Daily unleashes brand new web site

Smudged with dust and no longer hanging at an angle I would describe as anywhere near 90 degrees, a small wooden plaque has made its home on the south wall of my office since 1995.

Big white letters on the plaque read: “1995 Associated Collegiate Press Best of the Net, Second Place: Editorial Content, Iowa State Daily, Iowa State University.” A few lines below, we find out why the Daily nabbed this illustrious award nine years ago: “Given for excellence in the first competition for online publications.”

1995? The first competition for online publications? Is that really correct?

The Iowa State Daily Online Edition, along with most of its peer campus newspaper Web sites, has come a long way in the last short nine years. Gone are the days of endless scrolling through pages of unbroken, difficult-to-read text that seemed to stretch across and down, up and around, screen after screen.

If you browse through campus newspaper Web sites today, you’ll find an entirely new online landscape. There are interactive photo galleries, flashing advertisements, blinking animations, sound bytes, video clips, searchable archives and pop-up ads that were unthinkable in 1995.

Although the Daily was apparently at the top of the online game back in 1995, we haven’t, unfortunately, made our online edition much of a priority since then. We struggled to get ISU students to visit our Web site, mostly because our online edition consisted of a massive re-shoveling of the content students had already read each day in our print edition.

Well, folks, all of that has changed. We did it again — we redesigned your paper, only this time, it is our online edition rather than the newspaper itself.
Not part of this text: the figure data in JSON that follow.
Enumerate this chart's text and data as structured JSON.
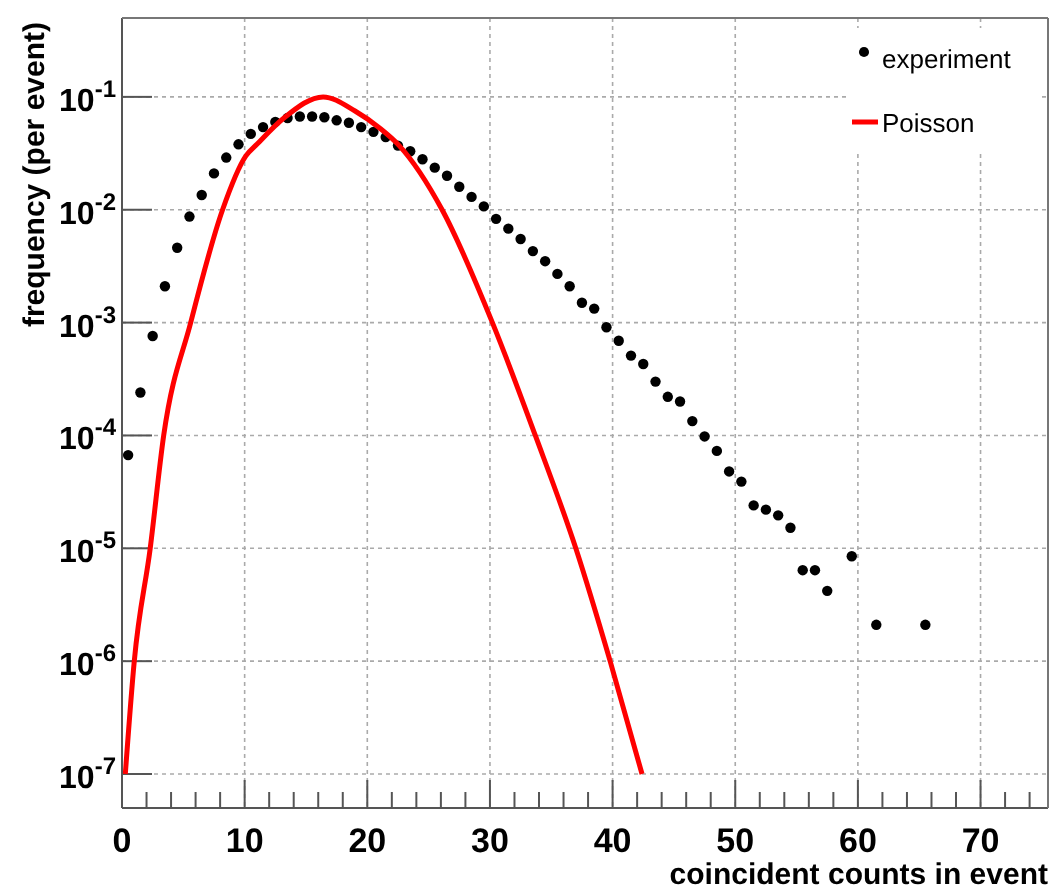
{
  "chart_data": {
    "type": "scatter",
    "xlabel": "coincident counts in event",
    "ylabel": "frequency (per event)",
    "log": "y",
    "grid": true,
    "legend": "top right",
    "xlim": [
      0,
      75.5
    ],
    "ylim": [
      5e-08,
      0.5
    ],
    "xticks": [
      0,
      {
        "value": 2,
        "label": null
      },
      {
        "value": 4,
        "label": null
      },
      {
        "value": 6,
        "label": null
      },
      {
        "value": 8,
        "label": null
      },
      10,
      {
        "value": 12,
        "label": null
      },
      {
        "value": 14,
        "label": null
      },
      {
        "value": 16,
        "label": null
      },
      {
        "value": 18,
        "label": null
      },
      20,
      {
        "value": 22,
        "label": null
      },
      {
        "value": 24,
        "label": null
      },
      {
        "value": 26,
        "label": null
      },
      {
        "value": 28,
        "label": null
      },
      30,
      {
        "value": 32,
        "label": null
      },
      {
        "value": 34,
        "label": null
      },
      {
        "value": 36,
        "label": null
      },
      {
        "value": 38,
        "label": null
      },
      40,
      {
        "value": 42,
        "label": null
      },
      {
        "value": 44,
        "label": null
      },
      {
        "value": 46,
        "label": null
      },
      {
        "value": 48,
        "label": null
      },
      50,
      {
        "value": 52,
        "label": null
      },
      {
        "value": 54,
        "label": null
      },
      {
        "value": 56,
        "label": null
      },
      {
        "value": 58,
        "label": null
      },
      60,
      {
        "value": 62,
        "label": null
      },
      {
        "value": 64,
        "label": null
      },
      {
        "value": 66,
        "label": null
      },
      {
        "value": 68,
        "label": null
      },
      70,
      {
        "value": 72,
        "label": null
      },
      {
        "value": 74,
        "label": null
      }
    ],
    "yticks": [
      {
        "value": 1e-07,
        "label": "10$^{-7}$"
      },
      {
        "value": 1e-06,
        "label": "10$^{-6}$"
      },
      {
        "value": 1e-05,
        "label": "10$^{-5}$"
      },
      {
        "value": 0.0001,
        "label": "10$^{-4}$"
      },
      {
        "value": 0.001,
        "label": "10$^{-3}$"
      },
      {
        "value": 0.01,
        "label": "10$^{-2}$"
      },
      {
        "value": 0.1,
        "label": "10$^{-1}$"
      }
    ],
    "series": [
      {
        "name": "experiment",
        "color": "#000000",
        "marker": "circle",
        "x": [
          0.5,
          1.5,
          2.5,
          3.5,
          4.5,
          5.5,
          6.5,
          7.5,
          8.5,
          9.5,
          10.5,
          11.5,
          12.5,
          13.5,
          14.5,
          15.5,
          16.5,
          17.5,
          18.5,
          19.5,
          20.5,
          21.5,
          22.5,
          23.5,
          24.5,
          25.5,
          26.5,
          27.5,
          28.5,
          29.5,
          30.5,
          31.5,
          32.5,
          33.5,
          34.5,
          35.5,
          36.5,
          37.5,
          38.5,
          39.5,
          40.5,
          41.5,
          42.5,
          43.5,
          44.5,
          45.5,
          46.5,
          47.5,
          48.5,
          49.5,
          50.5,
          51.5,
          52.5,
          53.5,
          54.5,
          55.5,
          56.5,
          57.5,
          59.5,
          61.5,
          65.5
        ],
        "values": [
          6.7e-05,
          0.00024,
          0.00076,
          0.0021,
          0.0046,
          0.0087,
          0.0135,
          0.021,
          0.029,
          0.038,
          0.047,
          0.054,
          0.06,
          0.065,
          0.067,
          0.067,
          0.066,
          0.062,
          0.059,
          0.054,
          0.049,
          0.044,
          0.037,
          0.033,
          0.028,
          0.0236,
          0.02,
          0.016,
          0.013,
          0.0107,
          0.0083,
          0.0068,
          0.0055,
          0.0043,
          0.0035,
          0.0027,
          0.0021,
          0.0015,
          0.00133,
          0.00091,
          0.00069,
          0.00051,
          0.00043,
          0.0003,
          0.00022,
          0.0002,
          0.000134,
          9.8e-05,
          7.3e-05,
          4.8e-05,
          3.9e-05,
          2.4e-05,
          2.2e-05,
          1.96e-05,
          1.52e-05,
          6.4e-06,
          6.4e-06,
          4.2e-06,
          8.5e-06,
          2.1e-06,
          2.1e-06
        ]
      },
      {
        "name": "Poisson",
        "type": "line",
        "color": "#ff0000",
        "marker": "none",
        "line_style": "solid",
        "x": [
          0.27,
          1.0,
          2.3,
          3.4,
          5.6,
          8.2,
          10.1,
          11,
          13.2,
          16.4,
          19,
          21,
          22.6,
          26.1,
          30.2,
          33.7,
          37,
          39.8,
          42.4
        ],
        "values": [
          1e-07,
          1e-06,
          1e-05,
          0.0001,
          0.001,
          0.01,
          0.03,
          0.038,
          0.065,
          0.1,
          0.075,
          0.053,
          0.037,
          0.01,
          0.001,
          0.0001,
          1e-05,
          1e-06,
          1e-07
        ]
      }
    ]
  }
}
I encourage you to visit www.iowastatedaily.com and browse through our new Web site, complete with all the bells and whistles.

Although the Daily’s new Web site is certainly visually appealing, its beautification isn’t the only reason we decided to revamp it. Our new focus on the online edition reflects a trend in the convergence of mass media that was pushed forward by the events of Sept. 11 and the demand of the public to get breaking news up to the minute.

Web sites devoted to news received record-breaking hits on Sept. 11 and the days following the attacks on the World Trade Center and the Pentagon. According to Steve Outing of the Poynter Institute, MSNBC.com saw nearly 12 million unique users on the day the terrorist attacks occurred. Before Sept. 11, it only received about 3 million hits a day.

Even months after the attacks, news Web sites continued to have much higher traffic levels than they did before the events of Sept. 11. MSNBC.com now averages 4.5 million users a day; CNN.com gets 60 million page views a day, double its pre-Sept. 11 average.

Sept. 11 hastened along a process that was already occurring in offices and homes across America. Online news sites provided readers with breaking news that newspapers and even television could not.

We hope the Iowa State Daily Online Edition is a place you will turn more often for news, especially breaking news. Over the spring semester, we plan to offer online content you can’t find in the regular print version: more photo galleries, video and sound clips, online projects and other special features.

Send us an e-mail or two and let us know what you think of the new Web site. We’re always open to suggestions.

And who knows — maybe the Daily will even win another online award so I can take down the grimy 1995 version that’s about to come toppling down from my wall.


Nicole Paseka is a senior in journalism and mass communication from Onawa. She is the editor in chief of the Iowa State Daily.